Wall Street has been buzzing with bullishness over Nvidia in recent days, as analysts widely anticipate another blowout quarter and a strong outlook. The company’s stock price has already soared over 210% this year, providing a boost to both the S&P 500 and Nasdaq.
Nvidia’s fundamentals are solid, as its chips are considered essential for the growing artificial intelligence (AI) industry. The surge of investor excitement around AI has been a prominent market trend in 2023, propelling Nvidia forward. And there are indications that this high-growth tech bubble may continue to expand.
The previous earnings report from Nvidia in May surpassed expectations and demonstrated the immense potential of AI. This led to a nearly one-third increase in the stock price and had positive effects throughout the market.
Therefore, the upcoming announcement of Nvidia’s fiscal Q2 earnings is expected to once again shape the performance of the Nasdaq 100 in the remaining months of 2023. This will likely have a spillover effect on global equities, as noted by analyst Kelvin Wong of broker Oanda in a Wednesday memo.
Concerns for Nvidia’s Stock Momentum
Investors are growing concerned that the expectations surrounding Nvidia may be too high. In order to maintain the positive momentum of the stock, Nvidia needs to exceed expectations by a significant margin. Currently, the stock is trading at a valuation of 237 times last year’s earnings, which adds pressure to outperform in order to justify such a high valuation.
The optimistic perspective is that the growth potential for Nvidia in the field of artificial intelligence (AI) could be so substantial that it warrants a fundamental reevaluation of the stock’s valuation based on forward earnings projections. However, overcoming exceptionally high expectations is now a greater challenge for Nvidia compared to its previous May 2023 earnings release.
If there are any slight disappointments in the Q2 earnings numbers or outlook trend, it is likely to trigger a significant negative feedback loop in Nvidia’s share price.
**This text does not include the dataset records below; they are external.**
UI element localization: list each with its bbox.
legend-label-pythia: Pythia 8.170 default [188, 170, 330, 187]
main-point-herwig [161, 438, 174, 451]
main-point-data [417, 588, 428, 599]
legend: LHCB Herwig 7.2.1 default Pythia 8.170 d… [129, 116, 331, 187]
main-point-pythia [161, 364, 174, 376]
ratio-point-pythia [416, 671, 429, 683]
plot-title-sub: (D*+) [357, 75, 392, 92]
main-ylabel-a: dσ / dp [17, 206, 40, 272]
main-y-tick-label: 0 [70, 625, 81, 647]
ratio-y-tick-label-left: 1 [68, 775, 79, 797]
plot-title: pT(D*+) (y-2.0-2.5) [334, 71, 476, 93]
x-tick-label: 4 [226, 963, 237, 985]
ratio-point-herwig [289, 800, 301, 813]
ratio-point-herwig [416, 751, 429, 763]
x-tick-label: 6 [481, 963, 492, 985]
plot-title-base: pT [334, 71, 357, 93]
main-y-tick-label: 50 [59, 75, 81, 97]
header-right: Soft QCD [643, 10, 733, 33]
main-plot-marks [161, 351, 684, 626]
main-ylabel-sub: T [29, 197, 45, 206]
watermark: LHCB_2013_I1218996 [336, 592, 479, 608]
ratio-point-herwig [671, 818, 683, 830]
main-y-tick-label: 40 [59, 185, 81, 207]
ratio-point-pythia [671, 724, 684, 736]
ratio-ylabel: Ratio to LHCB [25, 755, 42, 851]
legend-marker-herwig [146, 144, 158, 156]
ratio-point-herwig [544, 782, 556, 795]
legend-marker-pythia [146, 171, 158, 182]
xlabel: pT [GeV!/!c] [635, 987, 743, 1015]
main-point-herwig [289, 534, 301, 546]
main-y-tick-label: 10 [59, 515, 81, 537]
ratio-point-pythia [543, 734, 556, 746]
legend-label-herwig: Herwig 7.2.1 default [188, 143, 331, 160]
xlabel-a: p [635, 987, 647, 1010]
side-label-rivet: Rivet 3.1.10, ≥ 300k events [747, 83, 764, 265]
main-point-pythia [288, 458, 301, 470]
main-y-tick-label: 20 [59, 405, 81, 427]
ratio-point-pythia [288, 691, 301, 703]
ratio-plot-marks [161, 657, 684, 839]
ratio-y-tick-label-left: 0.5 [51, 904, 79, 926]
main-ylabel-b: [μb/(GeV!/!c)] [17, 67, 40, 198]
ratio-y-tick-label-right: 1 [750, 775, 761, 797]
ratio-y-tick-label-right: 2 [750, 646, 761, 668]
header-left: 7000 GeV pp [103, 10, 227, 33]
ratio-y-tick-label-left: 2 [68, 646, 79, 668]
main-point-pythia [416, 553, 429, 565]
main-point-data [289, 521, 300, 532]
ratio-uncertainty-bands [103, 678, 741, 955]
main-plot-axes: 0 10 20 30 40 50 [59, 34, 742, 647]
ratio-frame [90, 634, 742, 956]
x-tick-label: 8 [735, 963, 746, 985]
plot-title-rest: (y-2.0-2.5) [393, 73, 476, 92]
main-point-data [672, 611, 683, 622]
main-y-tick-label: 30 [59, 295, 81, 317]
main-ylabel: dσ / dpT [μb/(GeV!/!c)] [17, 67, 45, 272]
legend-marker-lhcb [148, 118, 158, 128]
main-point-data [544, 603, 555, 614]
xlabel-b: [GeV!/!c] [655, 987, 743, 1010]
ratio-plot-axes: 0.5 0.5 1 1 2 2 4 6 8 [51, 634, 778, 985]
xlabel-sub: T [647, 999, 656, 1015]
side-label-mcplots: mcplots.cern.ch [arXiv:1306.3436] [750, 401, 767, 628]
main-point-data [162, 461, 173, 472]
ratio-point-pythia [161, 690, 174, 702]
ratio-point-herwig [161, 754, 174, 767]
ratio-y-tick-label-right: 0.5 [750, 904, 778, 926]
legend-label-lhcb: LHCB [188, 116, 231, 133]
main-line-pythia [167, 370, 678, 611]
This could potentially endanger the current bullish trend of the Nasdaq 100.
Technical Analysis and Bearish Trends
Another concern for investors is the outlook for Nvidia’s stock based on technical analysis. Technical analysis relies on trends in market data and prices rather than external fundamentals, and it currently paints a bleak picture for Nvidia.
According to Wong, the current price actions of the stock indicate a higher risk of a multiweek bearish reversal. Despite reaching a record intraday high of $481.87 on Tuesday, Nvidia failed to sustain this bullish momentum. The stock closed below the key resistance level of $474.10, forming a bearish trend with the highest volumes seen in over a month.
Wong emphasizes that it is crucial to keep an eye on the important medium-term support level at $405.95. Based on U.S. premarket trading, Nvidia stock is expected to open around $460.
While investor sentiment and animal spirits may have a greater influence on Nvidia’s stock movements after earnings, it is still valuable to consider the technical analysis of the stock.